In “Across the Drafts” (2006), [not to be confused with "Between the Drafts"] Nancy Sommers reports and discusses the findings of a four-year longitudinal study of 400 Harvard students. Sommers claims that “most comments, unfortunately, do not move students forward as writers because they underwhelm or overwhelm them, going unread and unused. As one student suggested, ‘Too often comments are written to the paper, not to the student’” (p. 250). Furthermore, nearly 90% of the students in the study “urge faculty to give more specific comments” (p. 251). She concludes from the study that “feedback plays a leading role in undergraduate writing development when, but only when, students and teachers create a partnership through feedback—a transaction in which teachers engage with their students by treating them as apprentice scholars, offering honest critique paired with instruction” (p. 250). In addition, Sommers examines the role of the student, a topic that has been neglected in most professional literature. Even if instructors engage their students as “apprentice scholars,” the student must be willing “to accept and benefit from feedback, to see it as instruction, not merely judgment” (p. 253).

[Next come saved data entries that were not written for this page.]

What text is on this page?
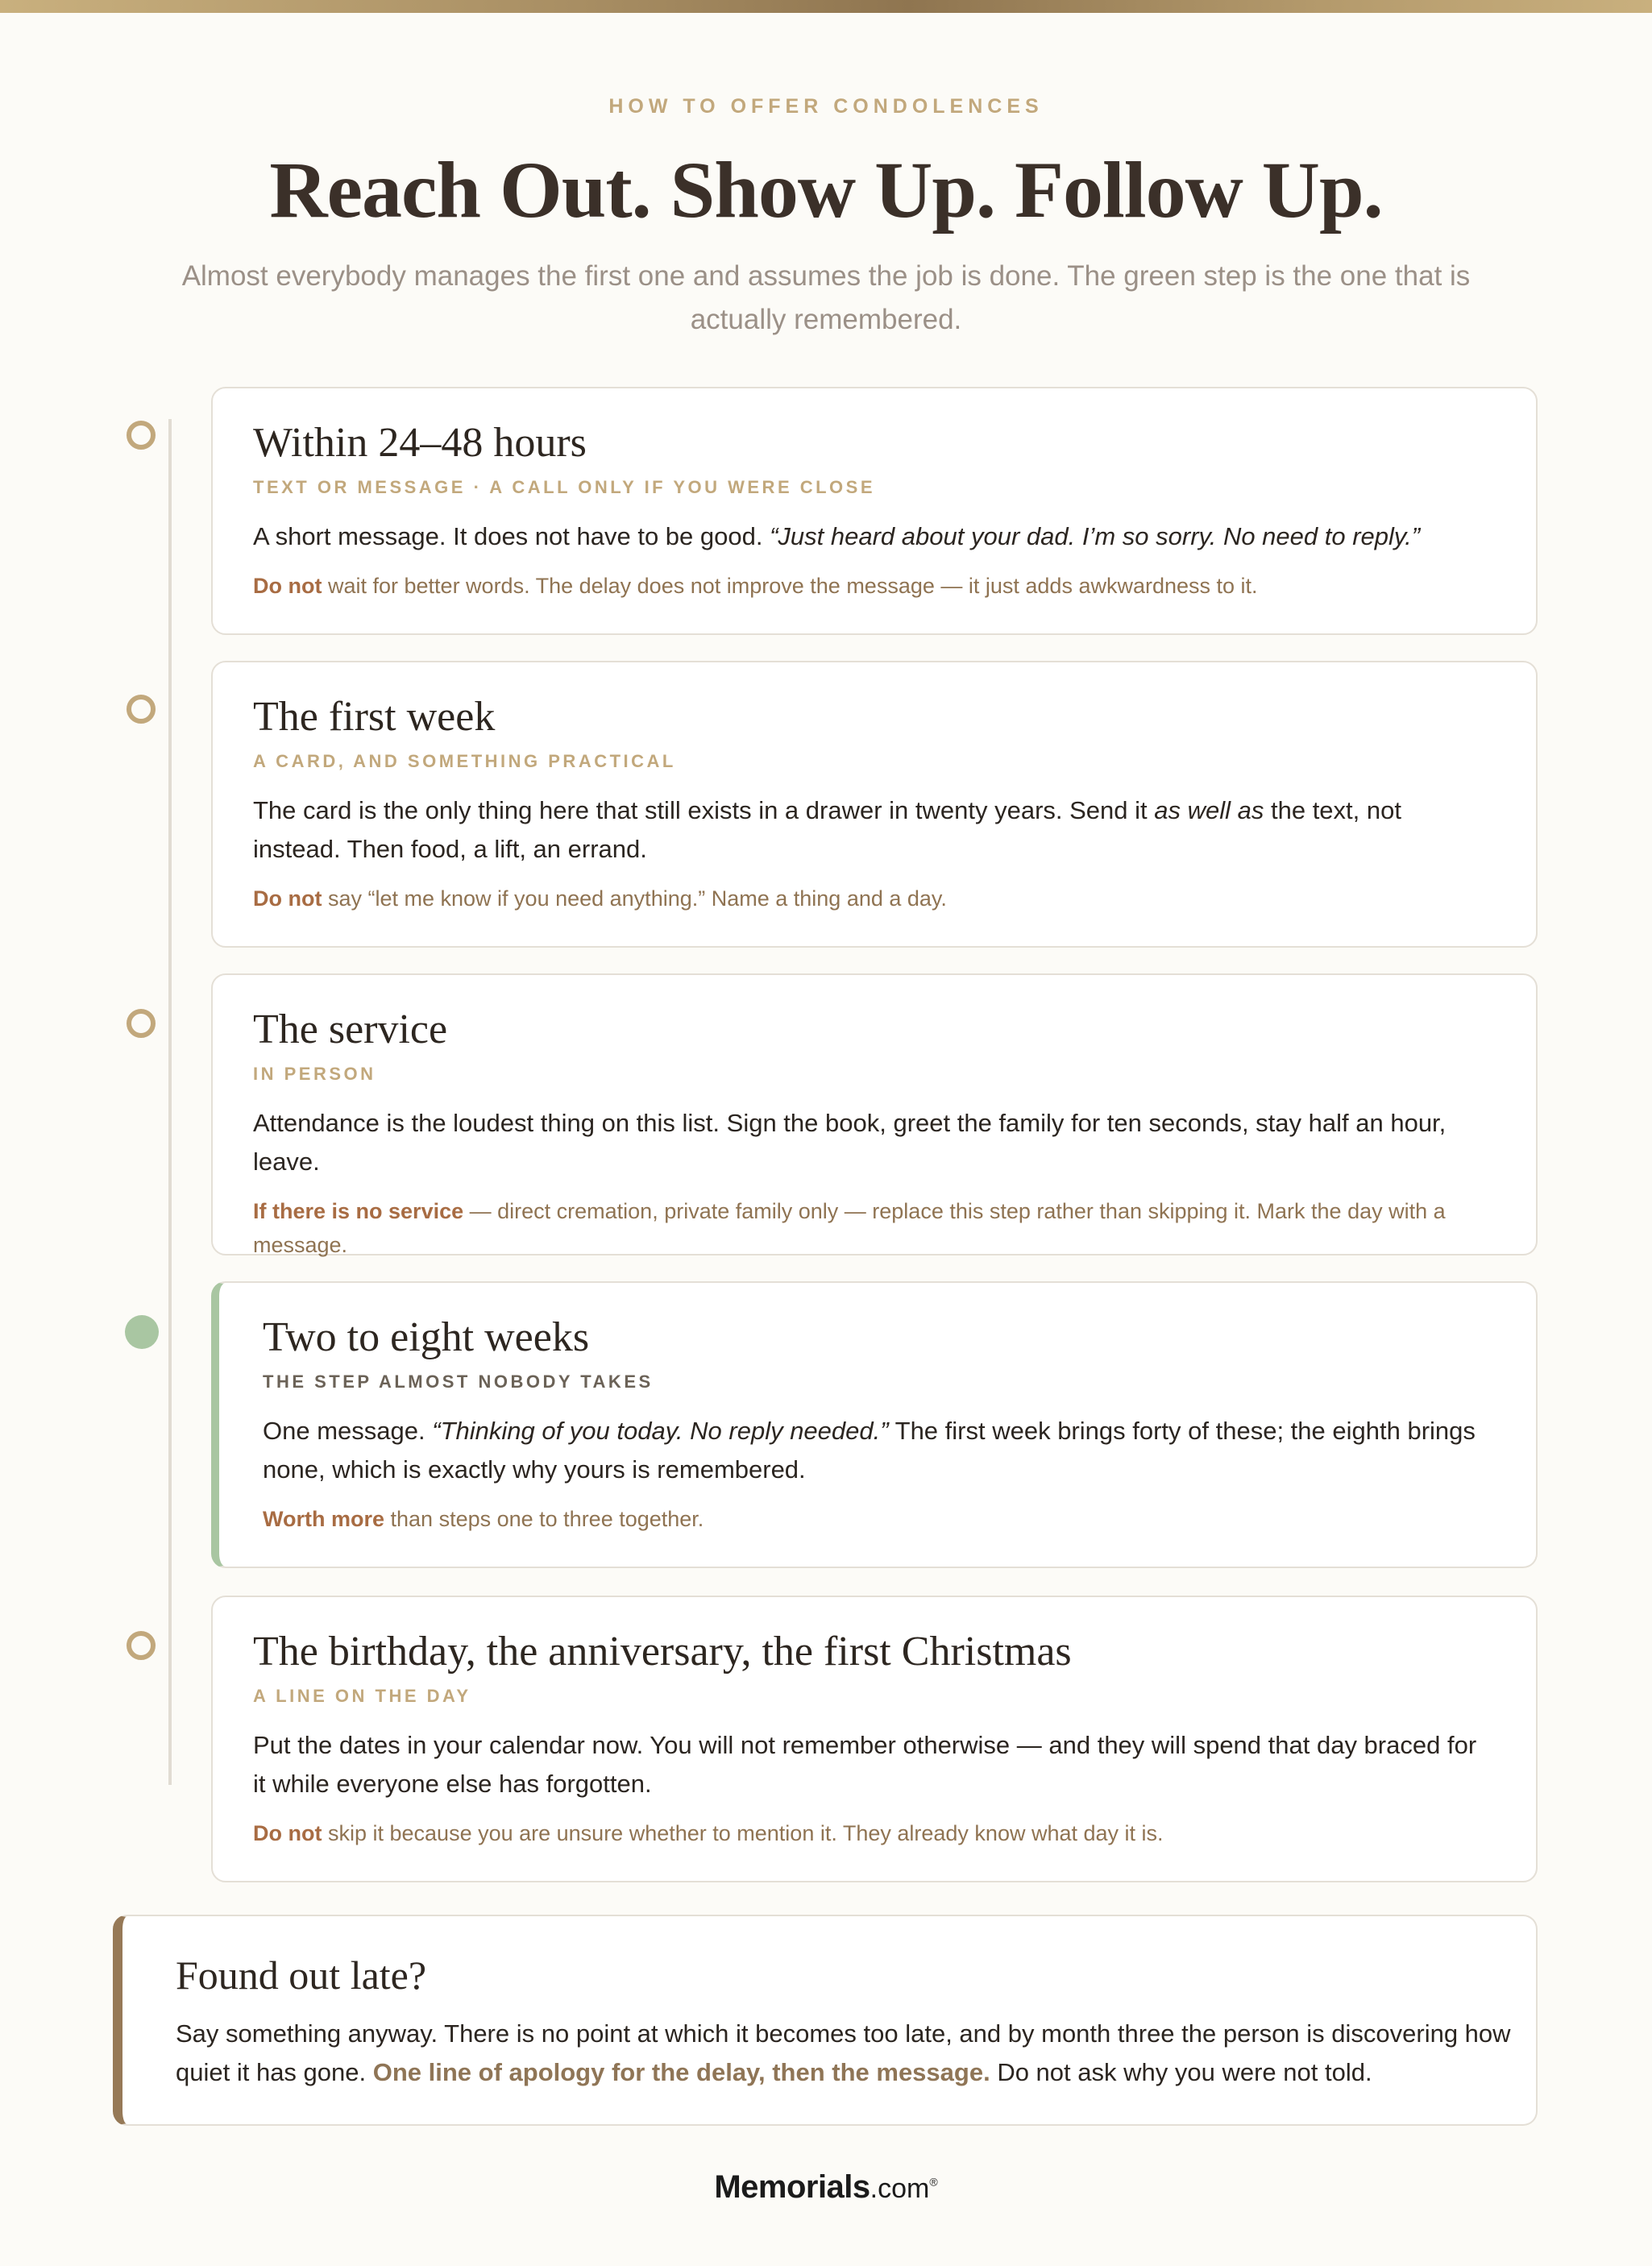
HOW TO OFFER CONDOLENCES
Reach Out. Show Up. Follow Up.

Almost everybody manages the first one and assumes the job is done. The green step is the one that is actually remembered.

Within 24–48 hours
TEXT OR MESSAGE · A CALL ONLY IF YOU WERE CLOSE

A short message. It does not have to be good. “Just heard about your dad. I’m so sorry. No need to reply.”

Do not wait for better words. The delay does not improve the message — it just adds awkwardness to it.

The first week
A CARD, AND SOMETHING PRACTICAL

The card is the only thing here that still exists in a drawer in twenty years. Send it as well as the text, not instead. Then food, a lift, an errand.

Do not say “let me know if you need anything.” Name a thing and a day.

The service
IN PERSON

Attendance is the loudest thing on this list. Sign the book, greet the family for ten seconds, stay half an hour, leave.

If there is no service — direct cremation, private family only — replace this step rather than skipping it. Mark the day with a message.

Two to eight weeks
THE STEP ALMOST NOBODY TAKES

One message. “Thinking of you today. No reply needed.” The first week brings forty of these; the eighth brings none, which is exactly why yours is remembered.

Worth more than steps one to three together.

The birthday, the anniversary, the first Christmas
A LINE ON THE DAY

Put the dates in your calendar now. You will not remember otherwise — and they will spend that day braced for it while everyone else has forgotten.

Do not skip it because you are unsure whether to mention it. They already know what day it is.

Found out late?

Say something anyway. There is no point at which it becomes too late, and by month three the person is discovering how quiet it has gone. One line of apology for the delay, then the message. Do not ask why you were not told.

Memorials.com®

In “Recovering the Conversation: A Reponse to 'Responding to Student Writing' via 'Across the Drafts'” (2006), Carol Rutz agrees with Sommers’s assessment that virtually all scholarship on responding to student writing has neglected the student’s role, as well as the classroom or social context of instructor feedback. The problem, Rutz argues, is that previous studies have focused on textual analysis, which cannot answer questions about students’ reaction to comments, how classroom instruction influences students’ decisions about revising, why instructors comment on particular things, and so forth (p. 258). Rutz finds in her own study that “clear messages between teachers and students about how drafts will be read promote meaningful communication” (p. 261)(emphasis in original).

If anyone's curious: For my thesis, I plan to look at the length of comments, their directiveness, and the concomitant (un)helpfulness of said comments. I'm also going to consider students' personality types and language proficiency to determine which comments help which students the most or least. I plan to examine three sections each of Eng 100, 110, and graduate-level classes. So if anyone's intrigued and would like to have their students participate, please let me know.

Finally, if anyone is interested in more information on this topic, I can post the citations to several more good articles.

Rutz, C. (2006). Recovering the Conversation: A Reponse to 'Responding to Student Writing' via 'Across the Drafts'. College Composition and Communication , 257-62.

Sommers, N. (2006). Across the Drafts. College Composition and Communication , 248-57.

Sommers, N. (1982). Responding to Student Writing. College Composition and Communication , 148-156.

Zamel, V. (1985). Responding to Student Writing. TESOL Quarterly , 79-101.

2 comments:

smm933 said...

Eric,
Your blog reminds me of the thoughts I had last Monday night in class - specifically, that you kind of put yourself in an awkward position on this paper. You've studied the effect of teacher comments on student's errors, using the comments you took from my 110-490 papers. I wondered if you felt restricted in discussing your findings since I'm part of the audience. I'll try to be adult about this and take what you have to say as constructive criticism - after all, this is supposed to be collaborative learning. Feel free to discuss your findings tomorrow night.

Megan M. Keadle said...

I think this is a great topic for a thesis. Good luck with it!

I understand the whole commenting on grammar, word choice, and style in the first draft because that is what I initially found myself doing.